O Tribunal de Justiça de Mato Grosso do Sul (TJMS) ratificou, de forma unânime, a condenação de envolvidos em um esquema de contratações irregulares no município de Água Clara, em decisão proferida pela 1ª Câmara Cível. O desfecho é fruto de atuação do Ministério Público de Mato Grosso do Sul (MPMS), que desarticulou um sistema de favorecimento familiar que operou na cidade entre 2005 e 2012.

A ação civil pública movida pelo MPMS envolveu 6 réus (requeridos), divididos entre agentes públicos, pessoas físicas e pessoas jurídicas. Um dos condenados era prefeito na cidade à época dos fatos, trata-se de Edvaldo Alves de Queiroz, o Tupete. O escândalo envolveu o então chefe do Poder Executivo municipal e os integrantes de seu núcleo familiar, que figuravam como proprietários de estabelecimentos de hotelaria beneficiados pelas contratações diretas.

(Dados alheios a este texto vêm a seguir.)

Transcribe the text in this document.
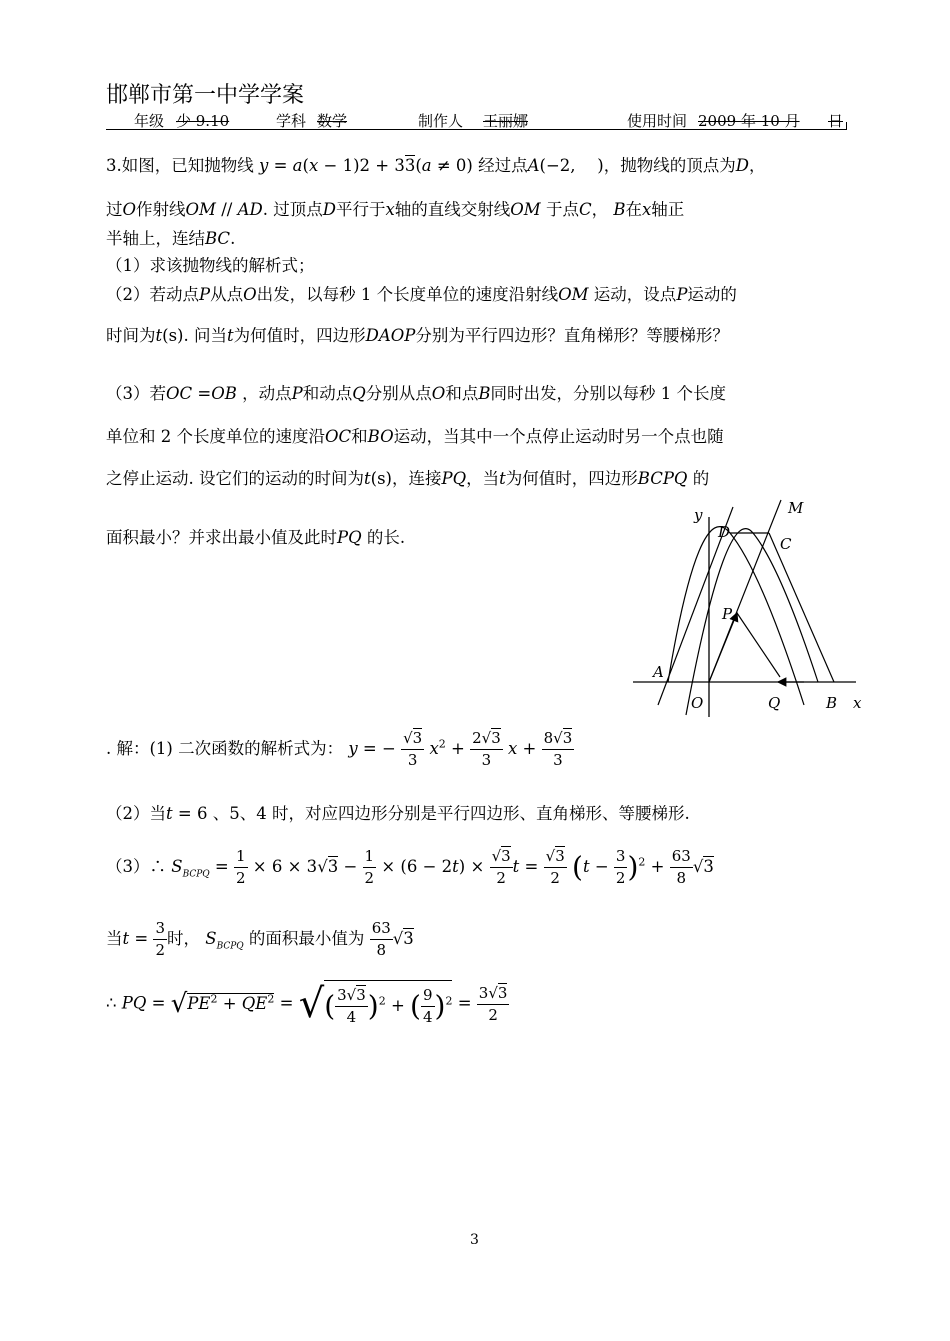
邯郸市第一中学学案
年级 少 9.10	学科 数学	制作人 王丽娜	使用时间 2009 年 10 月 日
3.如图，已知抛物线 y = a(x − 1)2 + 33(a ≠ 0) 经过点A(−2,　 )，抛物线的顶点为D，
过O作射线OM // AD. 过顶点D平行于x轴的直线交射线OM 于点C， B在x轴正
半轴上，连结BC.
（1）求该抛物线的解析式；
（2）若动点P从点O出发，以每秒 1 个长度单位的速度沿射线OM 运动，设点P运动的
时间为t(s). 问当t为何值时，四边形DAOP分别为平行四边形？直角梯形？等腰梯形？
（3）若OC =OB ，动点P和动点Q分别从点O和点B同时出发，分别以每秒 1 个长度
单位和 2 个长度单位的速度沿OC和BO运动，当其中一个点停止运动时另一个点也随
之停止运动. 设它们的运动的时间为t(s)，连接PQ，当t为何值时，四边形BCPQ 的
面积最小？并求出最小值及此时PQ 的长.
y	M
D
C
P
A
O	Q	B x
. 解：(1) 二次函数的解析式为： y = − $\frac{√3}{3} x^2 + \frac{2√3}{3}$ $x + \frac{8√3}{3}$
（2）当t = 6 、5、4 时，对应四边形分别是平行四边形、直角梯形、等腰梯形.
（3）∴ $S_{BCPQ} = \frac{1}{2} \times 6 \times 3√3 - \frac{1}{2} \times (6 - 2t) \times \frac{√3}{2}$ $t = \frac{√3}{2} (t - \frac{3}{2} )^2 + \frac{63}{8} √3$
当$t = \frac{3}{2}$ 时， $S_{BCPQ}$ 的面积最小值为 $\frac{63}{8} √3$
∴ PQ = $√PE^2 + QE^2$ = √( $\frac{3√3}{4} )^2$ + ( $\frac{9}{4} )^2 = \frac{3√3}{2}$
3
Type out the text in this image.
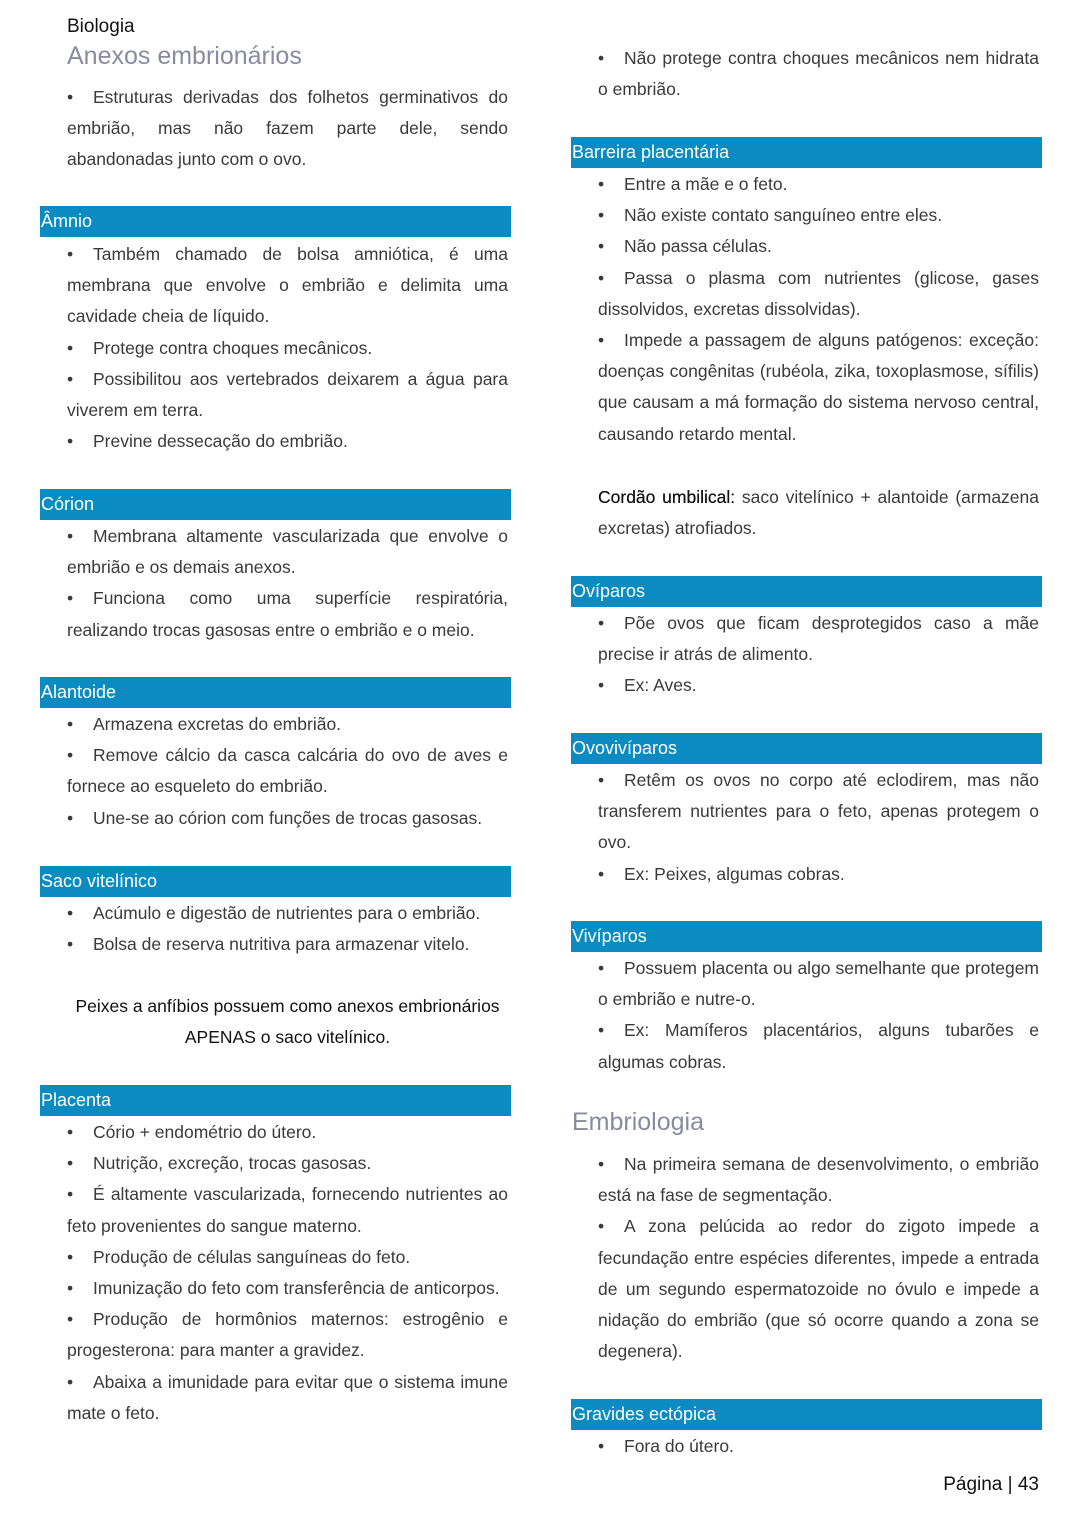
Biologia
Anexos embrionários

• Estruturas derivadas dos folhetos germinativos do embrião, mas não fazem parte dele, sendo abandonadas junto com o ovo.

Âmnio

• Também chamado de bolsa amniótica, é uma membrana que envolve o embrião e delimita uma cavidade cheia de líquido.

• Protege contra choques mecânicos.

• Possibilitou aos vertebrados deixarem a água para viverem em terra.

• Previne dessecação do embrião.

Córion

• Membrana altamente vascularizada que envolve o embrião e os demais anexos.

• Funciona como uma superfície respiratória, realizando trocas gasosas entre o embrião e o meio.

Alantoide

• Armazena excretas do embrião.

• Remove cálcio da casca calcária do ovo de aves e fornece ao esqueleto do embrião.

• Une-se ao córion com funções de trocas gasosas.

Saco vitelínico

• Acúmulo e digestão de nutrientes para o embrião.

• Bolsa de reserva nutritiva para armazenar vitelo.

Peixes a anfíbios possuem como anexos embrionários
APENAS o saco vitelínico.
Placenta

• Cório + endométrio do útero.

• Nutrição, excreção, trocas gasosas.

• É altamente vascularizada, fornecendo nutrientes ao feto provenientes do sangue materno.

• Produção de células sanguíneas do feto.

• Imunização do feto com transferência de anticorpos.

• Produção de hormônios maternos: estrogênio e progesterona: para manter a gravidez.

• Abaixa a imunidade para evitar que o sistema imune mate o feto.

• Não protege contra choques mecânicos nem hidrata o embrião.

Barreira placentária

• Entre a mãe e o feto.

• Não existe contato sanguíneo entre eles.

• Não passa células.

• Passa o plasma com nutrientes (glicose, gases dissolvidos, excretas dissolvidas).

• Impede a passagem de alguns patógenos: exceção: doenças congênitas (rubéola, zika, toxoplasmose, sífilis) que causam a má formação do sistema nervoso central, causando retardo mental.

Cordão umbilical: saco vitelínico + alantoide (armazena excretas) atrofiados.
Ovíparos

• Põe ovos que ficam desprotegidos caso a mãe precise ir atrás de alimento.

• Ex: Aves.

Ovovivíparos

• Retêm os ovos no corpo até eclodirem, mas não transferem nutrientes para o feto, apenas protegem o ovo.

• Ex: Peixes, algumas cobras.

Vivíparos

• Possuem placenta ou algo semelhante que protegem o embrião e nutre-o.

• Ex: Mamíferos placentários, alguns tubarões e algumas cobras.

Embriologia

• Na primeira semana de desenvolvimento, o embrião está na fase de segmentação.

• A zona pelúcida ao redor do zigoto impede a fecundação entre espécies diferentes, impede a entrada de um segundo espermatozoide no óvulo e impede a nidação do embrião (que só ocorre quando a zona se degenera).

Gravides ectópica

• Fora do útero.

Página | 43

De acordo com as provas coligidas, o esquema contou com a participação das empresas do grupo familiar, as quais recebiam verbas públicas sem o devido processo licitatório, servindo ainda como via para o retorno de valores às contas bancárias pessoais do gestor e de seus filhos. Assim, os envolvidos atuaram de forma coordenada para desviar a finalidade dos atos administrativos, transformando a gestão da prefeitura em um mecanismo de enriquecimento privado para o agente público e seus parentes próximos.
Penas
Com a confirmação da denúncia, foram mantidas sanções severas, como a suspensão dos direitos políticos por oito anos, a proibição de contratar com o poder público e o pagamento de multas civis que somam mais de R$ 64 mil, valores que serão corrigidos pela taxa Selic desde a data dos fatos.
Ao analisar recurso sobre a decisão de primeiro grau, o colegiado de 2º grau negou provimento à apelação, mantendo integralmente a sentença de primeiro grau e validando a tese de que houve uso deliberado da máquina pública para o enriquecimento de um grupo político específico.
A ação civil pública foi fundamentada em uma investigação minuciosa do MPMS, que sustentou que a ausência de licitação para serviços de hotelaria não foi uma mera falha administrativa, mas uma estratégia deliberada para beneficiar o grupo familiar do gestor. Na petição inicial, o MPMS destacou que o ex-prefeito utilizou o cargo para transformar a administração municipal em um “balcão de negócios privados”, em total desrespeito aos princípios da impessoalidade e da moralidade.
Segundo as provas reunidas, identificou-se um rastro financeiro que incluía transferências diretas das empresas contratadas para as contas bancárias do ex-prefeito e de seus parentes, além do fato de uma das empresas beneficiadas ter contribuído formalmente para a campanha eleitoral do gestor.
Mesmo com as recentes alterações na Lei de Improbidade Administrativa (Lei nº 14.230/2021), que passou a exigir a comprovação de dolo específico para a configuração do ato ímprobo, a argumentação técnica do MPMS prevaleceu no Tribunal. O acórdão destaca que as condutas foram praticadas de forma consciente e com a finalidade clara de obtenção de vantagem patrimonial indevida, descartando a hipótese de erro culposo.